I do not despise it, it’s more like:

  • I am a bit frighten to run it (especially it if alternatives are possible), because the additional approach complexity (that I am not sure is necessary) would take quite some time for me to find out if the system is affected or not after salt run failed.
  • I am genuinely do not understand the reason to adopt it in Qubes OS nowadays. I see flaws that I estimate as significant, but do not see major advantages, considering the rest of whole system being written in python and bash.
1 Like

All is perfectly understandable.
I see huge advantages in using salt, particularly given the range of
available modules, and the ease with which they can be applied. I do not
think that there is great complexity - I’ve run a number of training
sessions and almost everyone is able to write and use state files. In
many cases there need be no complexity - the states are structured, and
relations between them can be clearly stated.

Salt itself is written in python, so it’s a natural fit with Qubes.

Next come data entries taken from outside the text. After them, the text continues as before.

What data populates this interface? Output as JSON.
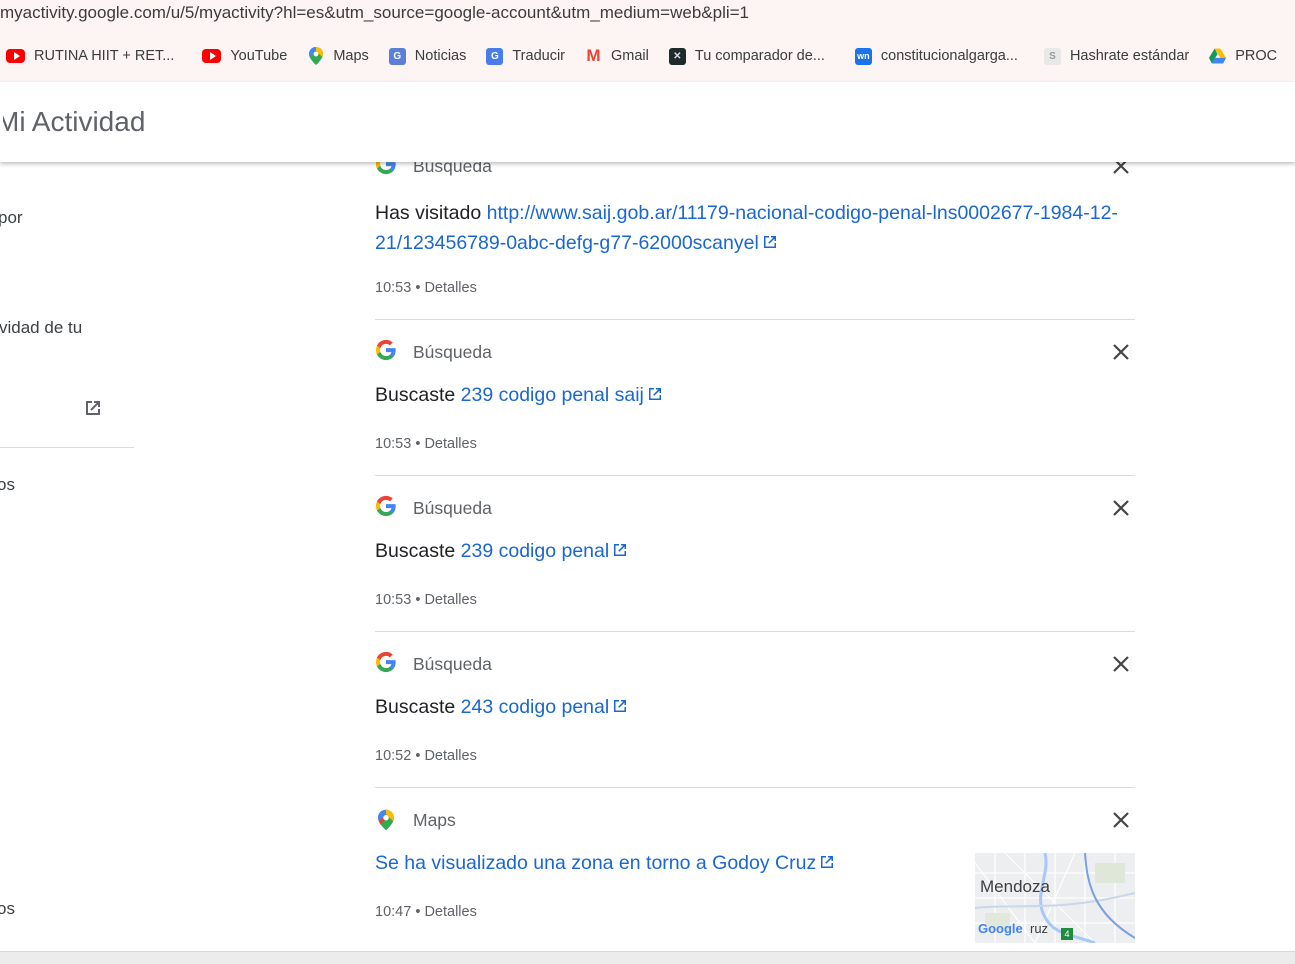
{
  "browser": {
    "url": "myactivity.google.com/u/5/myactivity?hl=es&utm_source=google-account&utm_medium=web&pli=1",
    "bookmarks": [
      {
        "label": "RUTINA HIIT + RET...",
        "icon": "youtube-icon"
      },
      {
        "label": "YouTube",
        "icon": "youtube-icon"
      },
      {
        "label": "Maps",
        "icon": "maps-pin-icon"
      },
      {
        "label": "Noticias",
        "icon": "news-icon"
      },
      {
        "label": "Traducir",
        "icon": "translate-icon"
      },
      {
        "label": "Gmail",
        "icon": "gmail-icon"
      },
      {
        "label": "Tu comparador de...",
        "icon": "comparator-icon"
      },
      {
        "label": "constitucionalgarga...",
        "icon": "wn-icon"
      },
      {
        "label": "Hashrate estándar",
        "icon": "hashrate-icon"
      },
      {
        "label": "PROC",
        "icon": "drive-icon"
      }
    ]
  },
  "header": {
    "title": "Mi Actividad"
  },
  "sidebar": {
    "fragments": [
      "por",
      "vidad de tu",
      "os",
      "os"
    ]
  },
  "colors": {
    "link": "#1a67d2",
    "muted": "#5f6368",
    "divider": "#dadce0"
  },
  "activity": [
    {
      "product": "Búsqueda",
      "prefix": "Has visitado",
      "link": "http://www.saij.gob.ar/11179-nacional-codigo-penal-lns0002677-1984-12-21/123456789-0abc-defg-g77-62000scanyel",
      "time": "10:53",
      "details": "Detalles"
    },
    {
      "product": "Búsqueda",
      "prefix": "Buscaste",
      "link": "239 codigo penal saij",
      "time": "10:53",
      "details": "Detalles"
    },
    {
      "product": "Búsqueda",
      "prefix": "Buscaste",
      "link": "239 codigo penal",
      "time": "10:53",
      "details": "Detalles"
    },
    {
      "product": "Búsqueda",
      "prefix": "Buscaste",
      "link": "243 codigo penal",
      "time": "10:52",
      "details": "Detalles"
    },
    {
      "product": "Maps",
      "prefix": "",
      "link": "Se ha visualizado una zona en torno a Godoy Cruz",
      "time": "10:47",
      "details": "Detalles",
      "map_labels": {
        "city": "Mendoza",
        "logo": "Google",
        "area": "ruz",
        "road": "4"
      }
    }
  ],
  "separator": "•"
}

Have you looked at the existing salt states for sys-audio? We could
start there, and use them as base for further discussion. Perhaps we
might be able to improve them also.

I never presume to speak for the Qubes team.
When I comment in the Forum I speak for myself.

2 Likes

Besides disagreeing with all your arguments that Salt is bad (I know of Salt deffects, but your arguments are just misconceptions), people have already pointed out on this thread multiple times, I won’t was my time debating over it.

You don’t get DevOps framwork and tools and propose shellscript because you are accustomed to it, it is your comfort zone, it doesn’t make the DevOps tools bad though.

I will, however, point out two important things:

  • The installation section explicitly says that R4.2 is supported. I haven’t had time to update my formulas to R4.3. I won’t make a promise when an update can be done, I have been focusing on other things, still related to Qubes.
  • I’ve seen you post this 3 times, twice on the forum and once on github. You know what I haven’t seen? The exception. Yes, the one thing that would allow for anyone to understand your issue. Sharing it won’t make me obliged to fix your issue, it is open source after all, but would allow others to help if they have time and will

Instead of focusing on “things broken, replace salt” (which Ansible is a contender, but not for most of the reasons you listed, mostly because packaging Salt is pain, especially for Fedora, and initial plan is to support both rather than replace it), focus on getting things solved.